On en est quasi certain, Rebekka et Mitch, les membres fondateurs du projet "Sexi Sushi" n'ont pas vocation à combiner pointillisme et compos belliqueuses. Le duo l'a montré vendredi soir. Avec eux, on ne cherche pas plus qu'on attend la mélodie qui tue. On est pas chez les Daft ici. Certes, les deux histrions sous stéroïdes ont ouvert et clôturé leur presta via deux hits qui mettent tout le monde d'accord et K.O. sur le plancher de danse.

Mais, dans l'ensemble, on ne peut s'empêcher de penser à l'instinct primal des Stupeflip, aux turbines des Justice ou aux sets dévastateurs des deux New-Yorkais de Crystal Castles. Toute proportion gardée et la saturation en moins chez les Nantais, c'est la folie chez eux qui prime et fait office de dress code. Le spectacle est autant sur scène que dans la fosse. Il arrive même que les deux copulent. Et que l'un féconde l'autre.
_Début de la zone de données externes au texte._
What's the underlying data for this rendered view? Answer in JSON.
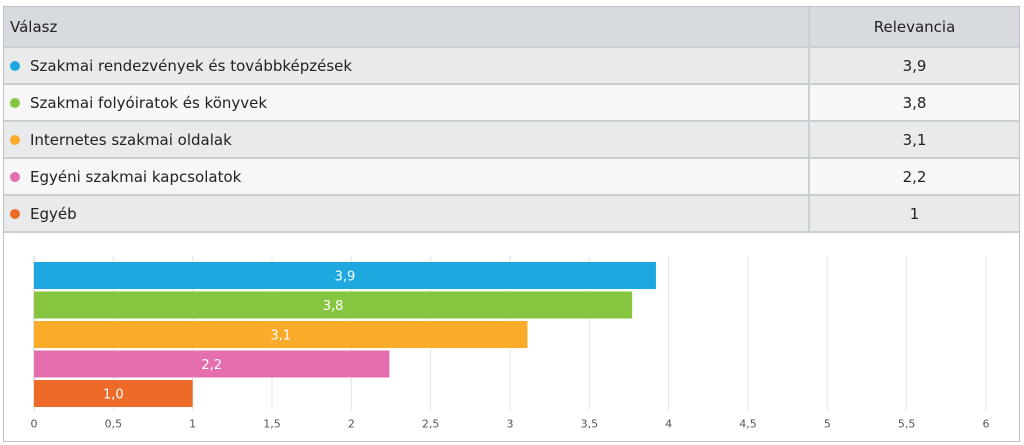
{
  "table": {
    "headers": [
      "Válasz",
      "Relevancia"
    ],
    "rows": [
      {
        "label": "Szakmai rendezvények és továbbképzések",
        "value": "3,9",
        "color": "#1fa8e0"
      },
      {
        "label": "Szakmai folyóiratok és könyvek",
        "value": "3,8",
        "color": "#86c540"
      },
      {
        "label": "Internetes szakmai oldalak",
        "value": "3,1",
        "color": "#fbab2a"
      },
      {
        "label": "Egyéni szakmai kapcsolatok",
        "value": "2,2",
        "color": "#e56fae"
      },
      {
        "label": "Egyéb",
        "value": "1",
        "color": "#ee6a29"
      }
    ]
  },
  "chart_data": {
    "type": "bar",
    "orientation": "horizontal",
    "categories": [
      "Szakmai rendezvények és továbbképzések",
      "Szakmai folyóiratok és könyvek",
      "Internetes szakmai oldalak",
      "Egyéni szakmai kapcsolatok",
      "Egyéb"
    ],
    "values": [
      3.92,
      3.77,
      3.11,
      2.24,
      1.0
    ],
    "data_labels": [
      "3,9",
      "3,8",
      "3,1",
      "2,2",
      "1,0"
    ],
    "colors": [
      "#1fa8e0",
      "#86c540",
      "#fbab2a",
      "#e56fae",
      "#ee6a29"
    ],
    "xlim": [
      0,
      6
    ],
    "xticks": [
      0,
      0.5,
      1,
      1.5,
      2,
      2.5,
      3,
      3.5,
      4,
      4.5,
      5,
      5.5,
      6
    ],
    "xtick_labels": [
      "0",
      "0,5",
      "1",
      "1,5",
      "2",
      "2,5",
      "3",
      "3,5",
      "4",
      "4,5",
      "5",
      "5,5",
      "6"
    ],
    "grid": true,
    "title": "",
    "xlabel": "",
    "ylabel": ""
  }
}
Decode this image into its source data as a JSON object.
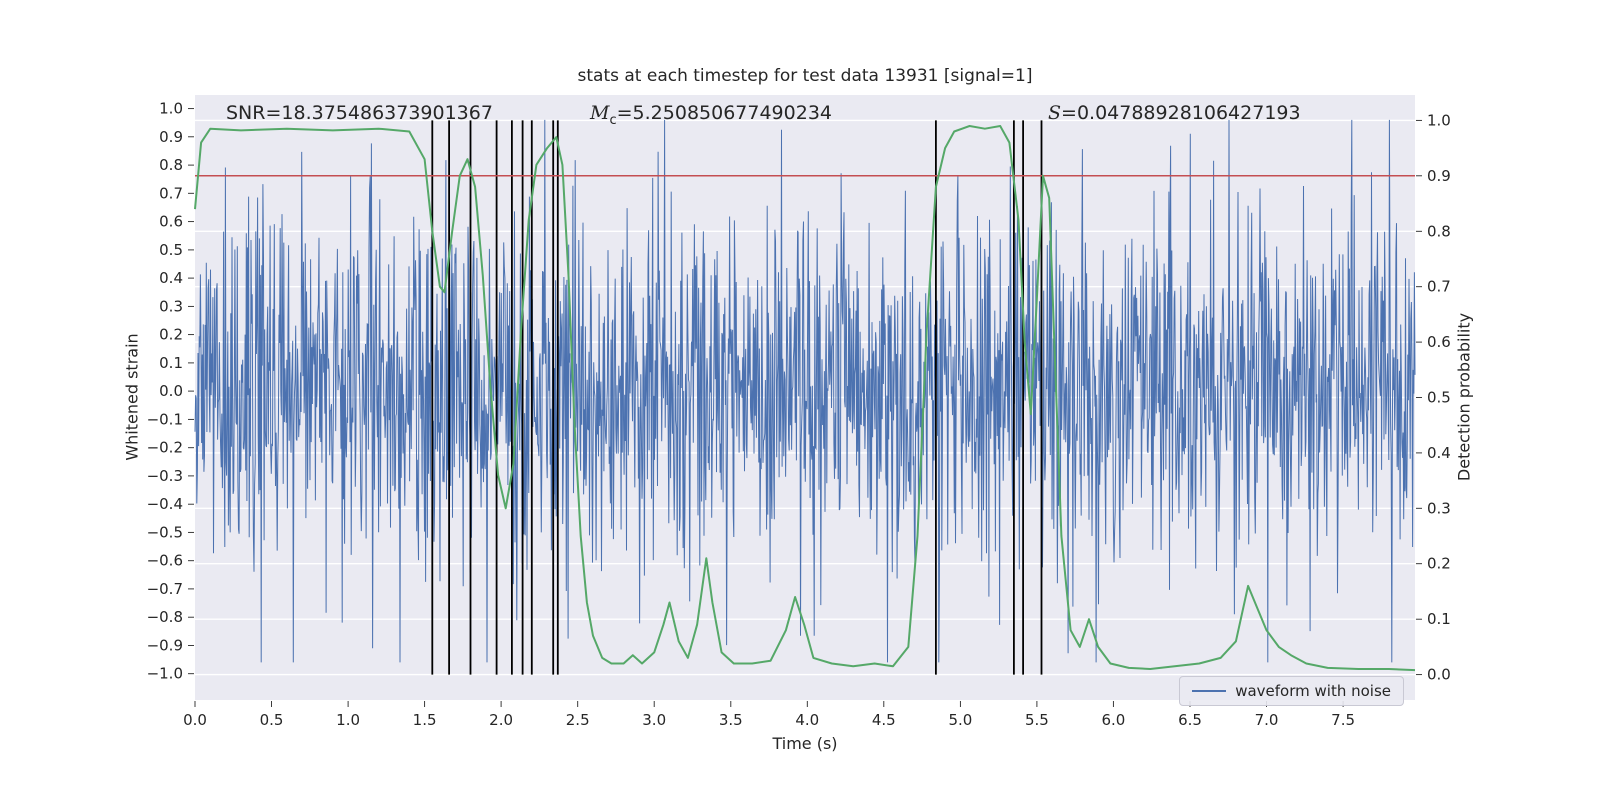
{
  "chart_data": {
    "type": "line",
    "title": "stats at each timestep for test data 13931 [signal=1]",
    "xlabel": "Time (s)",
    "ylabel_left": "Whitened strain",
    "ylabel_right": "Detection probability",
    "xlim": [
      0,
      7.97
    ],
    "ylim_left": [
      -1.093,
      1.048
    ],
    "ylim_right": [
      -0.0459,
      1.0459
    ],
    "xticks": [
      0.0,
      0.5,
      1.0,
      1.5,
      2.0,
      2.5,
      3.0,
      3.5,
      4.0,
      4.5,
      5.0,
      5.5,
      6.0,
      6.5,
      7.0,
      7.5
    ],
    "yticks_left": [
      -1.0,
      -0.9,
      -0.8,
      -0.7,
      -0.6,
      -0.5,
      -0.4,
      -0.3,
      -0.2,
      -0.1,
      0.0,
      0.1,
      0.2,
      0.3,
      0.4,
      0.5,
      0.6,
      0.7,
      0.8,
      0.9,
      1.0
    ],
    "yticks_right": [
      0.0,
      0.1,
      0.2,
      0.3,
      0.4,
      0.5,
      0.6,
      0.7,
      0.8,
      0.9,
      1.0
    ],
    "grid": {
      "axis": "right-y",
      "step": 0.1,
      "color": "#ffffff"
    },
    "background": "#eaeaf2",
    "legend": {
      "label": "waveform with noise",
      "position": "lower right"
    },
    "annotations": [
      {
        "id": "snr",
        "lead": "SNR",
        "italic": false,
        "sub": "",
        "value": "=18.375486373901367",
        "t": 0.2
      },
      {
        "id": "chirp-mass",
        "lead": "M",
        "italic": true,
        "sub": "c",
        "value": "=5.250850677490234",
        "t": 2.58
      },
      {
        "id": "s-value",
        "lead": "S",
        "italic": true,
        "sub": "",
        "value": "=0.04788928106427193",
        "t": 5.57
      }
    ],
    "threshold": {
      "axis": "right",
      "value": 0.9,
      "color": "#c44e52"
    },
    "event_vlines": {
      "color": "#000000",
      "times": [
        1.55,
        1.66,
        1.8,
        1.97,
        2.07,
        2.14,
        2.2,
        2.34,
        2.37,
        4.84,
        5.35,
        5.41,
        5.53
      ]
    },
    "series": [
      {
        "name": "waveform with noise",
        "axis": "left",
        "color": "#4c72b0",
        "kind": "noise",
        "noise": {
          "seed": 13931,
          "n": 2048,
          "std": 0.3,
          "spike_prob": 0.05,
          "spike_scale": 2.2,
          "clip": 0.96
        }
      },
      {
        "name": "detection probability",
        "axis": "right",
        "color": "#55a868",
        "kind": "points",
        "points": [
          [
            0.0,
            0.84
          ],
          [
            0.04,
            0.96
          ],
          [
            0.1,
            0.985
          ],
          [
            0.3,
            0.982
          ],
          [
            0.6,
            0.985
          ],
          [
            0.9,
            0.982
          ],
          [
            1.2,
            0.985
          ],
          [
            1.4,
            0.98
          ],
          [
            1.5,
            0.93
          ],
          [
            1.55,
            0.8
          ],
          [
            1.6,
            0.7
          ],
          [
            1.63,
            0.69
          ],
          [
            1.68,
            0.8
          ],
          [
            1.73,
            0.9
          ],
          [
            1.78,
            0.93
          ],
          [
            1.83,
            0.88
          ],
          [
            1.88,
            0.72
          ],
          [
            1.93,
            0.52
          ],
          [
            1.98,
            0.36
          ],
          [
            2.03,
            0.3
          ],
          [
            2.08,
            0.38
          ],
          [
            2.13,
            0.62
          ],
          [
            2.18,
            0.82
          ],
          [
            2.23,
            0.92
          ],
          [
            2.3,
            0.95
          ],
          [
            2.36,
            0.97
          ],
          [
            2.4,
            0.92
          ],
          [
            2.44,
            0.72
          ],
          [
            2.48,
            0.45
          ],
          [
            2.52,
            0.25
          ],
          [
            2.56,
            0.13
          ],
          [
            2.6,
            0.07
          ],
          [
            2.66,
            0.03
          ],
          [
            2.72,
            0.02
          ],
          [
            2.8,
            0.02
          ],
          [
            2.86,
            0.035
          ],
          [
            2.92,
            0.02
          ],
          [
            3.0,
            0.04
          ],
          [
            3.06,
            0.09
          ],
          [
            3.1,
            0.13
          ],
          [
            3.16,
            0.06
          ],
          [
            3.22,
            0.03
          ],
          [
            3.28,
            0.09
          ],
          [
            3.34,
            0.21
          ],
          [
            3.38,
            0.13
          ],
          [
            3.44,
            0.04
          ],
          [
            3.52,
            0.02
          ],
          [
            3.64,
            0.02
          ],
          [
            3.76,
            0.025
          ],
          [
            3.86,
            0.08
          ],
          [
            3.92,
            0.14
          ],
          [
            3.98,
            0.09
          ],
          [
            4.04,
            0.03
          ],
          [
            4.16,
            0.02
          ],
          [
            4.3,
            0.015
          ],
          [
            4.44,
            0.02
          ],
          [
            4.56,
            0.015
          ],
          [
            4.66,
            0.05
          ],
          [
            4.72,
            0.25
          ],
          [
            4.78,
            0.62
          ],
          [
            4.84,
            0.88
          ],
          [
            4.9,
            0.95
          ],
          [
            4.96,
            0.98
          ],
          [
            5.06,
            0.99
          ],
          [
            5.16,
            0.985
          ],
          [
            5.26,
            0.99
          ],
          [
            5.32,
            0.96
          ],
          [
            5.38,
            0.82
          ],
          [
            5.42,
            0.6
          ],
          [
            5.46,
            0.47
          ],
          [
            5.5,
            0.68
          ],
          [
            5.54,
            0.9
          ],
          [
            5.58,
            0.86
          ],
          [
            5.62,
            0.55
          ],
          [
            5.66,
            0.25
          ],
          [
            5.72,
            0.08
          ],
          [
            5.78,
            0.05
          ],
          [
            5.84,
            0.1
          ],
          [
            5.9,
            0.05
          ],
          [
            5.98,
            0.02
          ],
          [
            6.1,
            0.012
          ],
          [
            6.24,
            0.01
          ],
          [
            6.4,
            0.015
          ],
          [
            6.56,
            0.02
          ],
          [
            6.7,
            0.03
          ],
          [
            6.8,
            0.06
          ],
          [
            6.88,
            0.16
          ],
          [
            6.94,
            0.12
          ],
          [
            7.0,
            0.08
          ],
          [
            7.08,
            0.05
          ],
          [
            7.16,
            0.035
          ],
          [
            7.26,
            0.02
          ],
          [
            7.4,
            0.012
          ],
          [
            7.6,
            0.01
          ],
          [
            7.8,
            0.01
          ],
          [
            7.97,
            0.008
          ]
        ]
      }
    ]
  }
}
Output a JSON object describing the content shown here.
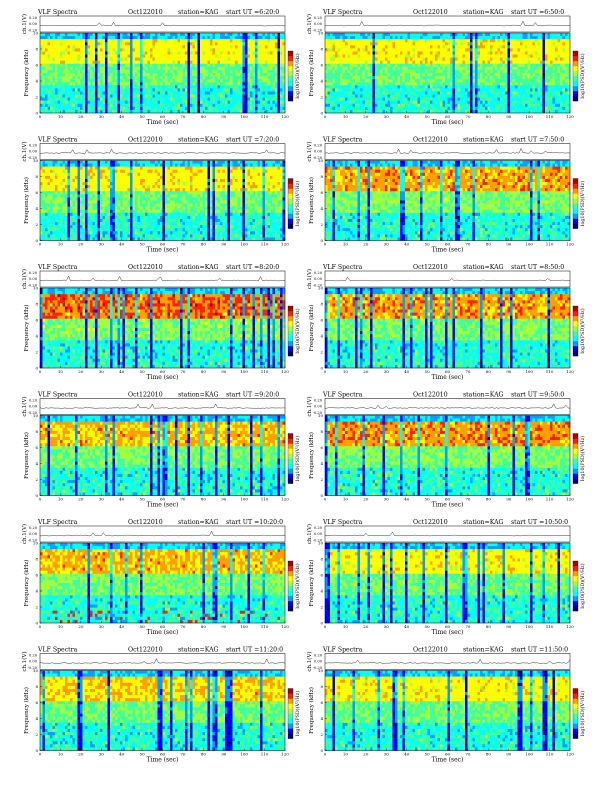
{
  "page": {
    "title": "VLF Spectra panel grid, station KAG, Oct 12 2010"
  },
  "chart_data": {
    "type": "heatmap",
    "common": {
      "title_prefix": "VLF Spectra",
      "date": "Oct122010",
      "station": "station=KAG",
      "start_label": "start  UT",
      "xlabel": "Time  (sec)",
      "ylabel_freq": "Frequency  (kHz)",
      "ylabel_ch": "ch.1(V)",
      "colorbar_label": "log10(PSD)(V²/Hz)",
      "x_range": [
        0,
        120
      ],
      "x_ticks": [
        0,
        10,
        20,
        30,
        40,
        50,
        60,
        70,
        80,
        90,
        100,
        110,
        120
      ],
      "y_range_khz": [
        0,
        10
      ],
      "y_ticks_khz": [
        0,
        2,
        4,
        6,
        8,
        10
      ],
      "ch_ticks": [
        "0.20",
        "0.00",
        "-0.20"
      ],
      "ch_range": [
        -0.2,
        0.2
      ],
      "colormap": [
        "#000080",
        "#0000ff",
        "#00a0ff",
        "#00ffff",
        "#40ffa0",
        "#a0ff40",
        "#ffff00",
        "#ffa000",
        "#ff2000",
        "#b00000"
      ]
    },
    "panels": [
      {
        "start": "=6:20:0",
        "intensity": 0.45,
        "red_band": 0.35,
        "low_red": 0.0
      },
      {
        "start": "=6:50:0",
        "intensity": 0.45,
        "red_band": 0.4,
        "low_red": 0.0
      },
      {
        "start": "=7:20:0",
        "intensity": 0.5,
        "red_band": 0.35,
        "low_red": 0.0
      },
      {
        "start": "=7:50:0",
        "intensity": 0.6,
        "red_band": 0.7,
        "low_red": 0.0
      },
      {
        "start": "=8:20:0",
        "intensity": 0.7,
        "red_band": 0.85,
        "low_red": 0.0
      },
      {
        "start": "=8:50:0",
        "intensity": 0.6,
        "red_band": 0.7,
        "low_red": 0.0
      },
      {
        "start": "=9:20:0",
        "intensity": 0.55,
        "red_band": 0.6,
        "low_red": 0.0
      },
      {
        "start": "=9:50:0",
        "intensity": 0.62,
        "red_band": 0.75,
        "low_red": 0.0
      },
      {
        "start": "=10:20:0",
        "intensity": 0.55,
        "red_band": 0.6,
        "low_red": 0.3
      },
      {
        "start": "=10:50:0",
        "intensity": 0.45,
        "red_band": 0.4,
        "low_red": 0.0
      },
      {
        "start": "=11:20:0",
        "intensity": 0.5,
        "red_band": 0.55,
        "low_red": 0.0
      },
      {
        "start": "=11:50:0",
        "intensity": 0.45,
        "red_band": 0.4,
        "low_red": 0.0
      }
    ]
  }
}
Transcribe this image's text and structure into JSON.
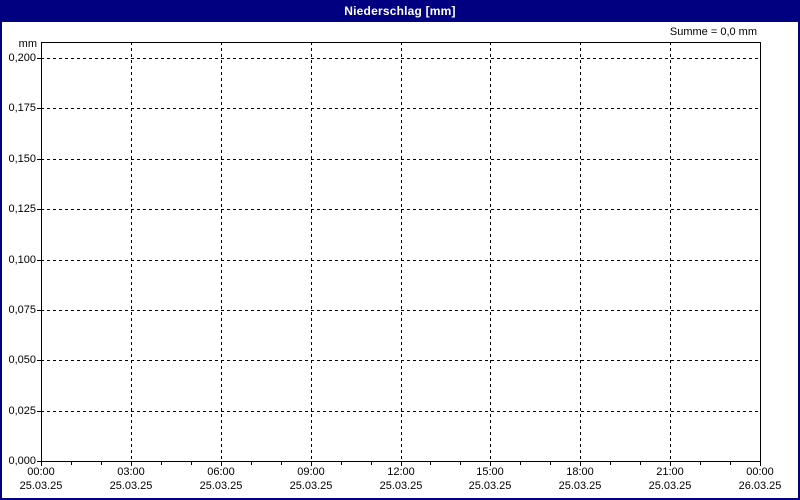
{
  "window": {
    "title": "Niederschlag [mm]",
    "summe_label": "Summe = 0,0 mm",
    "unit_label": "mm"
  },
  "colors": {
    "titlebar": "#000080",
    "window_border": "#000080",
    "background": "#ffffff",
    "plot_border": "#000000",
    "grid": "#000000",
    "text": "#000000",
    "title_text": "#ffffff"
  },
  "chart_data": {
    "type": "bar",
    "title": "Niederschlag [mm]",
    "ylabel": "mm",
    "xlabel": "",
    "annotation": "Summe = 0,0 mm",
    "sum_value_mm": 0.0,
    "grid": "dashed",
    "legend": "none",
    "ylim": [
      0,
      0.208
    ],
    "y_ticks": [
      {
        "value": 0.0,
        "label": "0,000"
      },
      {
        "value": 0.025,
        "label": "0,025"
      },
      {
        "value": 0.05,
        "label": "0,050"
      },
      {
        "value": 0.075,
        "label": "0,075"
      },
      {
        "value": 0.1,
        "label": "0,100"
      },
      {
        "value": 0.125,
        "label": "0,125"
      },
      {
        "value": 0.15,
        "label": "0,150"
      },
      {
        "value": 0.175,
        "label": "0,175"
      },
      {
        "value": 0.2,
        "label": "0,200"
      }
    ],
    "x_ticks": [
      {
        "time": "00:00",
        "date": "25.03.25"
      },
      {
        "time": "03:00",
        "date": "25.03.25"
      },
      {
        "time": "06:00",
        "date": "25.03.25"
      },
      {
        "time": "09:00",
        "date": "25.03.25"
      },
      {
        "time": "12:00",
        "date": "25.03.25"
      },
      {
        "time": "15:00",
        "date": "25.03.25"
      },
      {
        "time": "18:00",
        "date": "25.03.25"
      },
      {
        "time": "21:00",
        "date": "25.03.25"
      },
      {
        "time": "00:00",
        "date": "26.03.25"
      }
    ],
    "x_minor_ticks_per_interval": 2,
    "series": [
      {
        "name": "Niederschlag",
        "values": []
      }
    ]
  }
}
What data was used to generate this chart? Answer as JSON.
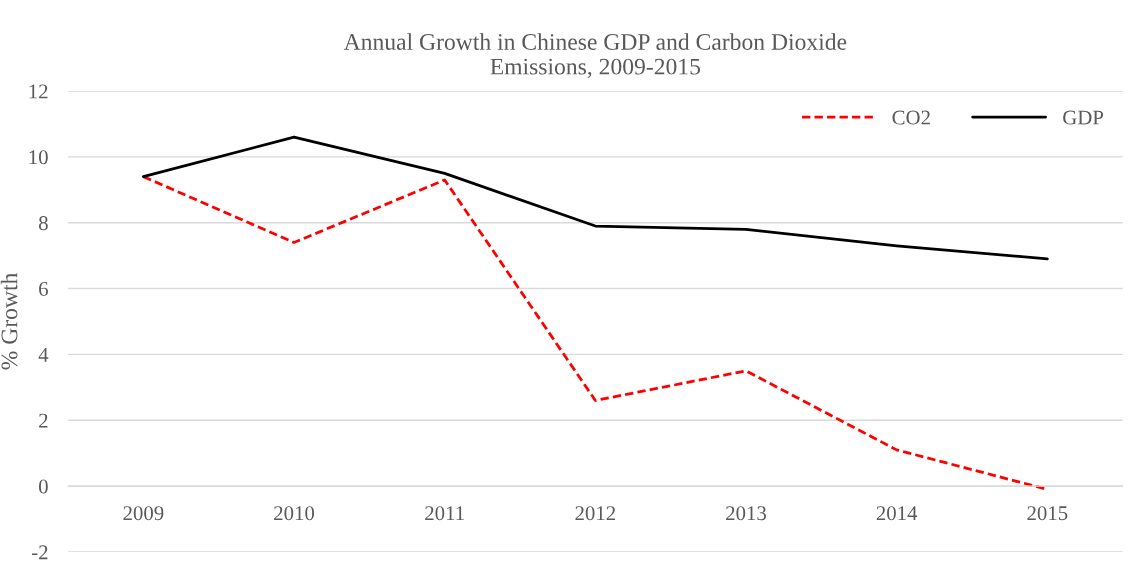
{
  "chart_data": {
    "type": "line",
    "title": "Annual Growth in Chinese GDP and Carbon Dioxide\nEmissions, 2009-2015",
    "ylabel": "% Growth",
    "categories": [
      "2009",
      "2010",
      "2011",
      "2012",
      "2013",
      "2014",
      "2015"
    ],
    "series": [
      {
        "name": "CO2",
        "color": "#ff0000",
        "line_style": "dashed",
        "values": [
          9.4,
          7.4,
          9.3,
          2.6,
          3.5,
          1.1,
          -0.1
        ]
      },
      {
        "name": "GDP",
        "color": "#000000",
        "line_style": "solid",
        "values": [
          9.4,
          10.6,
          9.5,
          7.9,
          7.8,
          7.3,
          6.9
        ]
      }
    ],
    "ylim": [
      -2,
      12
    ],
    "yticks": [
      -2,
      0,
      2,
      4,
      6,
      8,
      10,
      12
    ],
    "grid": "y",
    "legend": "top right",
    "marker": "none"
  }
}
Ainsi, vendredi soir, on avait l'impression par stases d'assister à une énorme partie de jambes en l'air. Les bras se levaient, les corps parfois dénudés se confondaient. Certains esprits coquins ont dû même se demander où se trouvait la back-room. Une bacchanale ? Mieux, les Sexy Sushi sont parvenus à faire de leur passage angevin un grand rassemblement transgenre. On n'arrivait plus à distinguer qui était mâle, qui était femelle. Ou femmen. Un luxe dans cette partie du monde qui s'accroche à sa sacro-sainte identité, à ses questions d'intégration.

Vendredi, au Chabada, nous n'avons pas eu droit aux prêchi prêcha embourgeoisés d'une Gaga en burqa, ni au spectacle faussement provoc d'une Myley Cyrus qui, oups I did it again, met le feu à la Toile en laissant échapper un misérable téton. Vendredi soir, c'était rock, sexe et sushi pour tous.